Female experience was in conspicuously short supply in this aggressively male, testosterone-laden show. Certainly work by more than the three women artists included would have suited Wakefield’s vision of an apocalyptic road trip strewn with banalities. (Lali Chetwynd’s images of bats and ghouls seemed out of place, suggesting that the art world’s Goth moment may be running out of steam.) Why not, say, throw in a Cady Noland? Instead, the show’s preoccupation with masculinity was confirmed by Slater Bradley’s Year of the Doppelganger (2005), a video of a slender bare-chested youth beating away at a drum kit in an astroturfed stadium while a beefy football team does drills in the background: ‘smells like team spirit’ indeed. In this light Richard Prince’s absence also seemed at first glance mystifying; but he was tangibly present in two pieces, including The Final Curtain (2005), a doorway screen composed of hanging aluminium beer and soda cans credited to one John Dogg, a fictional artist reportedly dreamt up by Prince and the late irreplaceably subversive gallerist Colin de Land back in the 1980s. Final Curtain’s calculated deadpan idiocy in reinventing a hippie staple – the beaded curtain – in trash bluntly echoes the demise of the Utopian dreams of the 1960s and ’70s.

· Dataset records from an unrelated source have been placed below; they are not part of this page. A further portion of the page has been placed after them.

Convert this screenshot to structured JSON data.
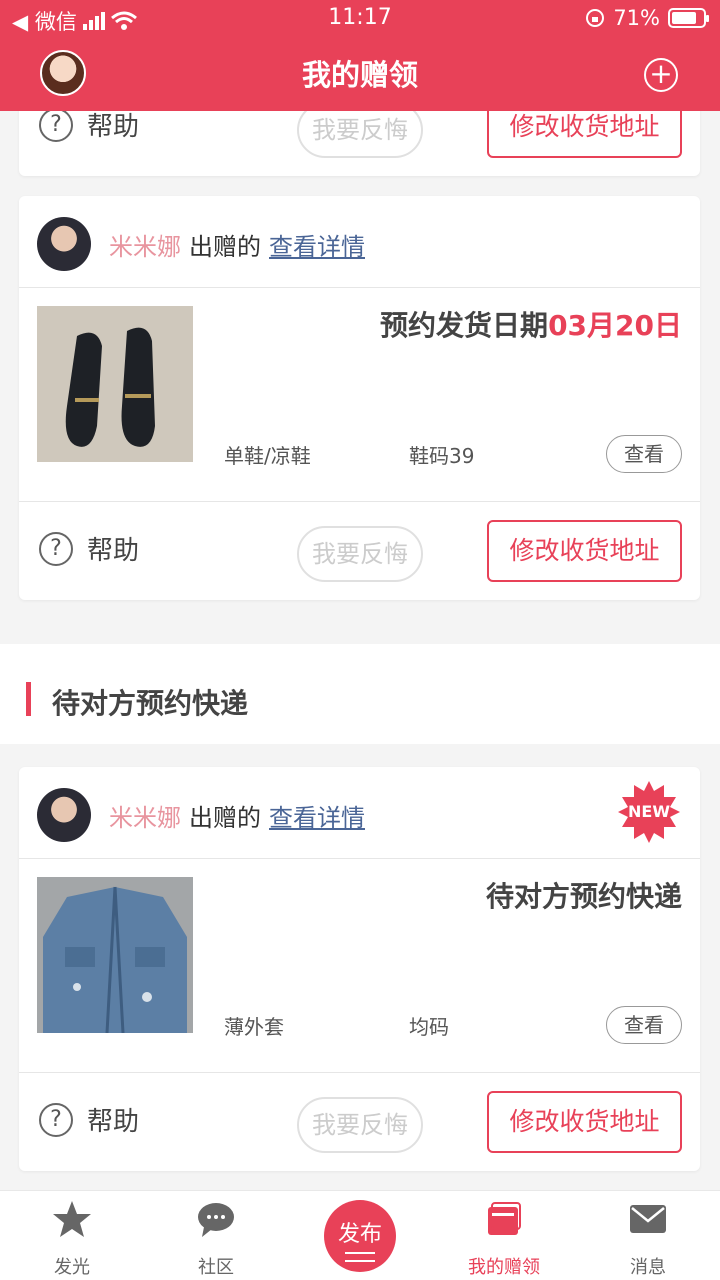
{
  "status_bar": {
    "carrier": "◀ 微信",
    "time": "11:17",
    "battery": "71%"
  },
  "header": {
    "title": "我的赠领"
  },
  "colors": {
    "brand": "#e84158",
    "link": "#4a6596",
    "giver_name": "#e8959f"
  },
  "card_top": {
    "help_label": "帮助",
    "regret_label": "我要反悔",
    "modify_label": "修改收货地址"
  },
  "card1": {
    "giver_name": "米米娜",
    "verb": "出赠的",
    "detail_link": "查看详情",
    "status_prefix": "预约发货日期",
    "status_date": "03月20日",
    "category": "单鞋/凉鞋",
    "size": "鞋码39",
    "view_label": "查看",
    "help_label": "帮助",
    "regret_label": "我要反悔",
    "modify_label": "修改收货地址"
  },
  "section": {
    "title": "待对方预约快递"
  },
  "card2": {
    "giver_name": "米米娜",
    "verb": "出赠的",
    "detail_link": "查看详情",
    "badge": "NEW",
    "status": "待对方预约快递",
    "category": "薄外套",
    "size": "均码",
    "view_label": "查看",
    "help_label": "帮助",
    "regret_label": "我要反悔",
    "modify_label": "修改收货地址"
  },
  "tabbar": {
    "items": [
      {
        "label": "发光",
        "icon": "star-icon"
      },
      {
        "label": "社区",
        "icon": "chat-bubble-icon"
      },
      {
        "label": "发布",
        "icon": "publish-icon"
      },
      {
        "label": "我的赠领",
        "icon": "gift-cards-icon"
      },
      {
        "label": "消息",
        "icon": "mail-icon"
      }
    ]
  }
}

And those dreams died again in more ways than one. Dan Colen’s wooden graffitied hideout containing scrupulously handcrafted nappies, boom box, tyre and giant beetle, was a tour de force of puerile squalor. Some artists’ work looked better in this context than elsewhere; for example, in his last solo show Adam McEwen’s work seemed sophomoric, but here his two intimate scatological scenes with captions alluding to the ‘War on Terror’, together with Kelley Walker’s images of Civil Rights–era violence sullied with splattered chocolate and milk, memorably fused political helplessness with personal shame (the latter conflating Warhol’s own race riot silk screens and later ‘piss paintings’).

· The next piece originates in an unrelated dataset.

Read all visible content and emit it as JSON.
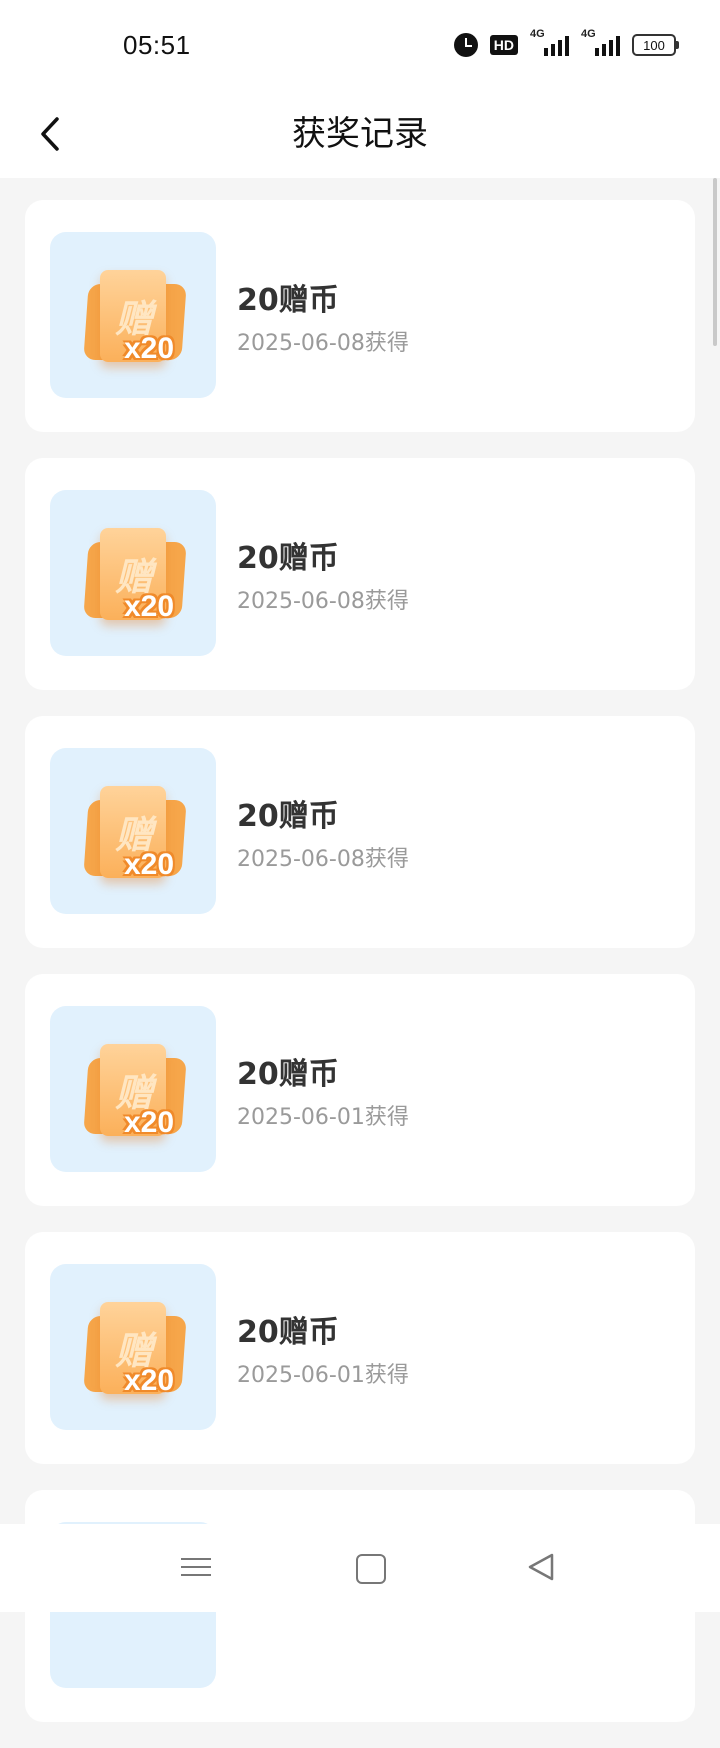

In an accompanying essay Wakefield offers clues to his particular linkage of artistic icons of the past with new arrivals – macho or otherwise – when he calls Smithson ‘a man who spent considerable time in stoned reflection’. It’s worth remembering the loose, trippy character of the artist’s writings and his interest in irrationality, alongside the elegant clarity of his central ideas. The entropy that tugs at much of the tough-guy art in ‘Bridge Freezes before Road’ is clearly more psychic than physical or Conceptual, the terrain it maps out laced with anxiety and potential oblivion. The blobby rock in Andrea Zittel’s four Point of Interest drawings (1998) not only suggests commodified leisure but is also precisely the kind of mundane object that becomes fascinating when one is high. All this probably leads nowhere. But that was, in a way, the point, and in summoning the darker side of eras past it left behind a sense of collapsed time that Smithson would have appreciated.

Kristin M. Jones writes about art and film for publications including Film Comment and the Wall Street Journal. She is based in New York, USA.